Wie war dein anschließender Ausbildungsweg?
Zunächst war ich eben recht lange an der Musikschule bei uns im Ort [Bad Ischl]. Parallel dazu habe ich das »drummer’s focus«, eine private Schlagzeugschule in Salzburg, besucht. Danach habe ich Jazz-Schlagzeug mit Kompositionsschwerpunkt an der Anton Bruckner Uni in Linz studiert und bin jetzt am Jam Music Lab in Wien und mach dort noch meinen Master in Improvisation.
Haben sich durch diese unterschiedlichen Studienausrichtungen auch neue oder andere Perspektiven auf dein Schlagzeugspiel ergeben?
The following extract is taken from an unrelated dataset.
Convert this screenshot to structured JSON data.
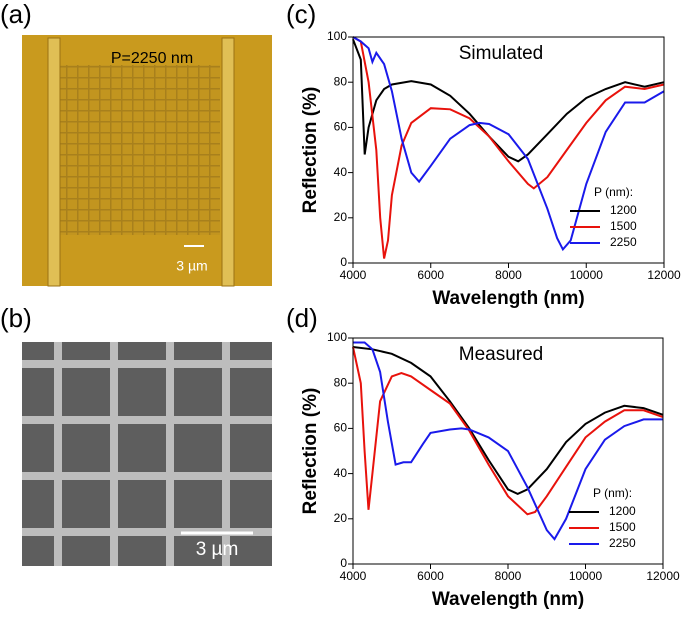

Ja, definitiv. Als ich zunächst mit dem Kompositionsschwerpunkt begonnen habe, war mir das so aber gar nicht bewusst. Mich hat einfach das Spielen mit Tönen und das Basteln an musikalischen Ideen interessiert. Christoph Cech [Professor an der Anton Bruckner Universität] war da sehr wohlwollend und unterstützend. Es wurde einem sehr viel Freiraum gelassen, um auszuloten, was man selber machen will. Dass sich das auf mein Schlagzeugspiel ausgewirkt hat, wurde mir dann besonders während den Arbeiten am AHL6-Album bewusst. Dabei ging ich eher selten von einem konkreten Drum-Groove aus, sondern habe mir die Schlagzeug-Parts meist erst am Ende überlegt. Dadurch ändert sich die Perspektive als Schlagzeuger*in schon sehr grundlegend – man weiß ja, was man komponiert hat und wie man gewisse Dinge unterstreichen will. Genauso hat man konkrete Stimmungen und Klangbilder im Hinterkopf.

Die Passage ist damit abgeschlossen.